Regulasi ini ditindaklanjuti sebagai respons terhadap kasus-kasus penyerangan seksual yang terjadi di lingkungan pesantren.
Meskipun pesantren dikenal sebagai tempat pendidikan berbasis agama, moral, dan karakter, namun tidak terlepas dari kasus-kasus pelecehan.
Pada periode Januari-Agustus 2024, terdapat 101 kasus anak menjadi korban kekerasan seksual di pesantren. Dari data Federasi Serikat Guru Indonesia (FSGI), sebanyak 69% korban adalah anak laki-laki dan 31% adalah anak perempuan.
Direktur Pesantren Kemenag, Basnang Said, mengemukakan pentingnya upaya konkret dalam mencegah dan menangani kekerasan seksual di pesantren sebagai tuntutan dari masyarakat.
“Peta jalan ini harus menjadi panduan bagi pesantren agar memiliki sensitivitas terhadap anak serta memberikan pelindungan maksimal,” kata Basnang, Senin (17/2/2025), mengutip CNNIndonesia.com.

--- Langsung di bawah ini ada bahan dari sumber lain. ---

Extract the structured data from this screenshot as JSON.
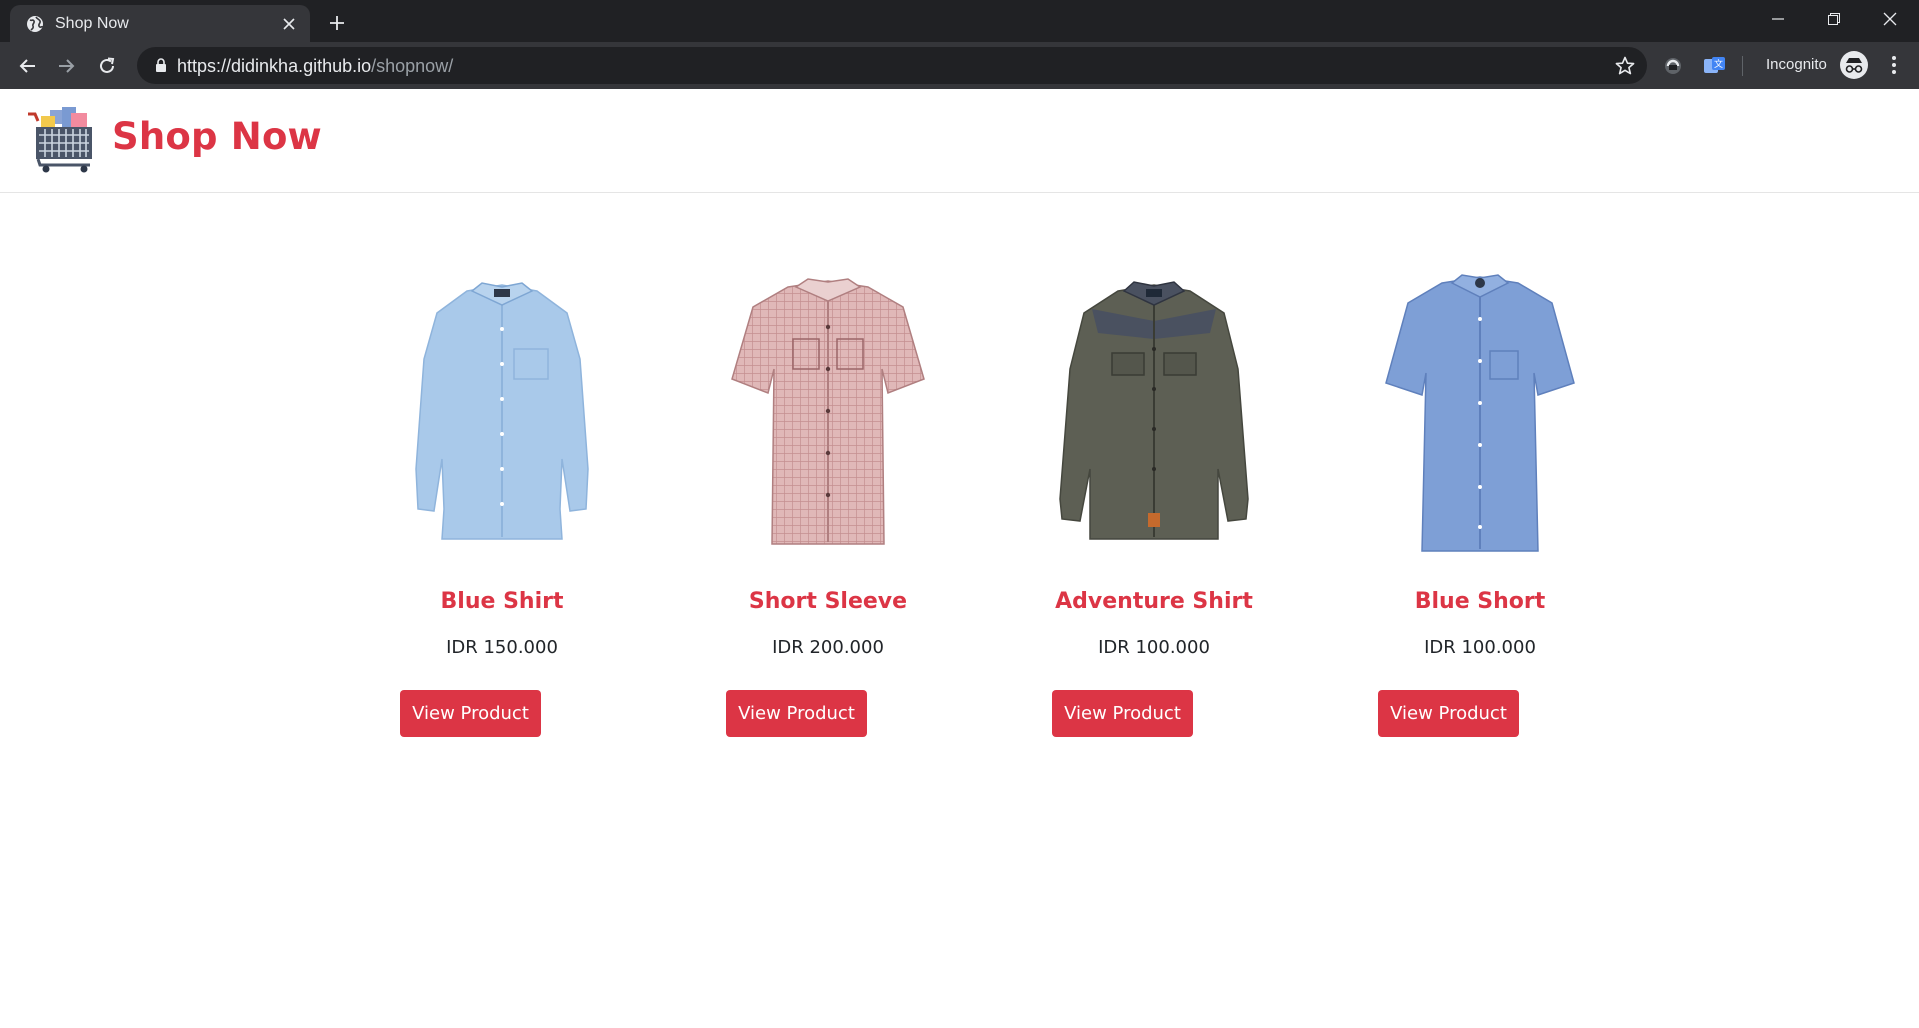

Peraturan tersebut mengatur batas kompetensi ustaz dan ustazah di pesantren, termasuk aspek kepribadian, sosial, pedagogik, dan profesional.

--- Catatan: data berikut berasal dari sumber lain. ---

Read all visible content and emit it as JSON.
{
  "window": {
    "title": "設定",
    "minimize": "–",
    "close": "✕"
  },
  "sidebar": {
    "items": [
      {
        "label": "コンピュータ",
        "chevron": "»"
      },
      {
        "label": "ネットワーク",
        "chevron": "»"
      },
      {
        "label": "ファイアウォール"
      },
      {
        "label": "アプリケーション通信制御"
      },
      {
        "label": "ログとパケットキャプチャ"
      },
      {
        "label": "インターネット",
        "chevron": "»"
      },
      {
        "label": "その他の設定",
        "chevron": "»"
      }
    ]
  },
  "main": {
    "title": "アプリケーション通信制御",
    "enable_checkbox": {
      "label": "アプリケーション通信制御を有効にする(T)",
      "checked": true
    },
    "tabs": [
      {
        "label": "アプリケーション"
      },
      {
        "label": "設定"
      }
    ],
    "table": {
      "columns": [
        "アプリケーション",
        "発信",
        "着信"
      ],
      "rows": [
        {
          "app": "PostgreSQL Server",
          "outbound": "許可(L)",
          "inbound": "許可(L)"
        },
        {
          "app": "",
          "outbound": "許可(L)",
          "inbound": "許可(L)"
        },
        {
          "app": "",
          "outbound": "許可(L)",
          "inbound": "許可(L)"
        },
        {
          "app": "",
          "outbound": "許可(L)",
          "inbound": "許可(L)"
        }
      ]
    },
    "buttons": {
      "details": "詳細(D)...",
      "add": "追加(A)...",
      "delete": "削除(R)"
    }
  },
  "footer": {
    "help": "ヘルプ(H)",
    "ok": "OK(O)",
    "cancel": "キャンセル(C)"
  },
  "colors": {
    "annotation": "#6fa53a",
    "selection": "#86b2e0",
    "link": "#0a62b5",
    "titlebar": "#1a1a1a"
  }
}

Selain penguasaan materi pelajaran, guru juga diharapkan memiliki kemampuan dalam menerapkan teknik pengajaran yang ramah terhadap anak.

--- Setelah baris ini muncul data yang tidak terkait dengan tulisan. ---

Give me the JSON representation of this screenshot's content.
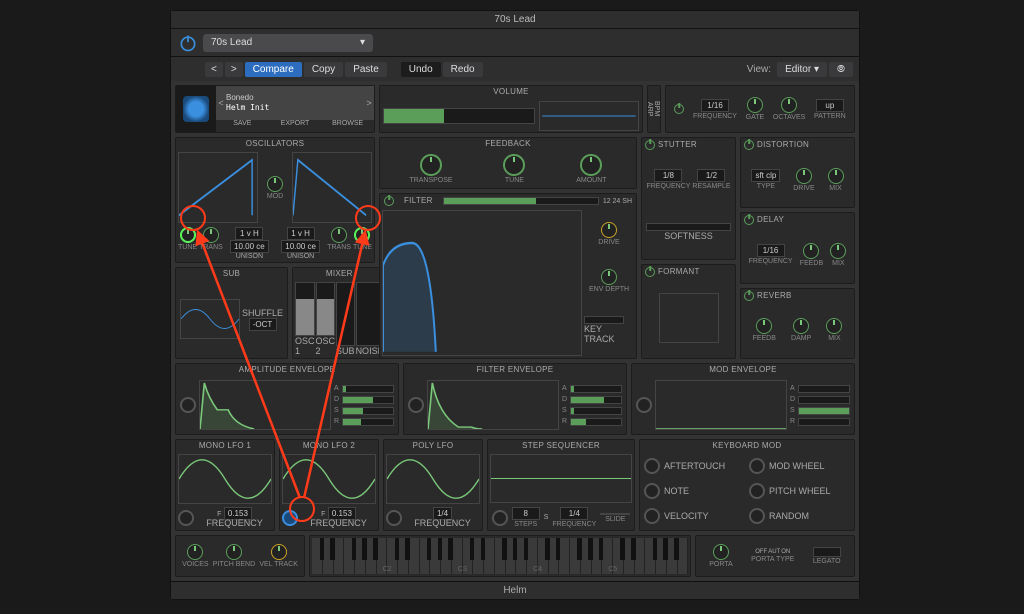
{
  "window_title": "70s Lead",
  "preset_name": "70s Lead",
  "toolbar": {
    "back": "<",
    "fwd": ">",
    "compare": "Compare",
    "copy": "Copy",
    "paste": "Paste",
    "undo": "Undo",
    "redo": "Redo",
    "view_label": "View:",
    "view_value": "Editor"
  },
  "patch": {
    "bank": "Bonedo",
    "name": "Helm Init",
    "save": "SAVE",
    "export": "EXPORT",
    "browse": "BROWSE"
  },
  "volume": {
    "title": "VOLUME"
  },
  "bpm_arp": {
    "bpm": "BPM",
    "arp": "ARP"
  },
  "arp": {
    "tempo": "1/16",
    "freq": "FREQUENCY",
    "gate": "GATE",
    "octaves": "OCTAVES",
    "pattern_btn": "up",
    "pattern": "PATTERN"
  },
  "osc": {
    "title": "OSCILLATORS",
    "mod": "MOD",
    "tune": "TUNE",
    "trans": "TRANS",
    "unison_v": "1 v H",
    "unison_d": "10.00 ce",
    "unison": "UNISON"
  },
  "feedback": {
    "title": "FEEDBACK",
    "transpose": "TRANSPOSE",
    "tune": "TUNE",
    "amount": "AMOUNT"
  },
  "stutter": {
    "title": "STUTTER",
    "freq": "FREQUENCY",
    "resample": "RESAMPLE",
    "v1": "1/8",
    "v2": "1/2",
    "softness": "SOFTNESS"
  },
  "distortion": {
    "title": "DISTORTION",
    "type_val": "sft clp",
    "type": "TYPE",
    "drive": "DRIVE",
    "mix": "MIX"
  },
  "sub": {
    "title": "SUB",
    "shuffle": "SHUFFLE",
    "oct": "-OCT"
  },
  "mixer": {
    "title": "MIXER",
    "osc1": "OSC 1",
    "osc2": "OSC 2",
    "sub": "SUB",
    "noise": "NOISE"
  },
  "filter": {
    "title": "FILTER",
    "modes": "12 24 SH",
    "drive": "DRIVE",
    "env": "ENV DEPTH",
    "key": "KEY TRACK"
  },
  "formant": {
    "title": "FORMANT"
  },
  "delay": {
    "title": "DELAY",
    "freq_val": "1/16",
    "freq": "FREQUENCY",
    "feedb": "FEEDB",
    "mix": "MIX"
  },
  "reverb": {
    "title": "REVERB",
    "feedb": "FEEDB",
    "damp": "DAMP",
    "mix": "MIX"
  },
  "env": {
    "amp": "AMPLITUDE ENVELOPE",
    "filt": "FILTER ENVELOPE",
    "mod": "MOD ENVELOPE",
    "a": "A",
    "d": "D",
    "s": "S",
    "r": "R",
    "freq": "FREQUENCY"
  },
  "lfo": {
    "mono1": "MONO LFO 1",
    "mono2": "MONO LFO 2",
    "poly": "POLY LFO",
    "freq_sym": "F",
    "freq_val": "0.153",
    "freq": "FREQUENCY",
    "poly_freq": "1/4"
  },
  "step": {
    "title": "STEP SEQUENCER",
    "steps_val": "8",
    "steps": "STEPS",
    "s": "S",
    "freq_val": "1/4",
    "freq": "FREQUENCY",
    "slide": "SLIDE"
  },
  "kbd": {
    "title": "KEYBOARD MOD",
    "aftertouch": "AFTERTOUCH",
    "note": "NOTE",
    "velocity": "VELOCITY",
    "modwheel": "MOD WHEEL",
    "pitchwheel": "PITCH WHEEL",
    "random": "RANDOM"
  },
  "bottom": {
    "voices": "VOICES",
    "pitchbend": "PITCH BEND",
    "veltrack": "VEL TRACK",
    "c2": "C2",
    "c3": "C3",
    "c4": "C4",
    "c5": "C5",
    "porta": "PORTA",
    "portatype": "PORTA TYPE",
    "off": "OFF",
    "aut": "AUT",
    "on": "ON",
    "legato": "LEGATO"
  },
  "footer": "Helm"
}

Selain dari persyaratan kompetensi tersebut, akan ada implementasi sistem deteksi masalah melalui Bimbingan & Konseling (BK) yang akan menjadi bagian penting dari peran pendidik.
Basnang menegaskan bahwa semua guru di pesantren harus dapat membimbing santri dalam menghadapi berbagai tantangan pribadi, akademik, dan sosial, serta memberikan dukungan emosional yang dibutuhkan.
Implementasi peta jalan ini diharapkan dapat mengurangi kasus-kasus kekerasan dengan pendeteksian dini dan penanganan yang tepat sebelum kejadian lebih lanjut terjadi.
“Untuk itu mereka harus mampu menciptakan suasana pembelajaran yang kondusif, interaktif, dan inklusif, di mana santri merasa nyaman untuk belajar, bertanya, dan berpartisipasi aktif dalam setiap kegiatan pembelajaran,” kata dia.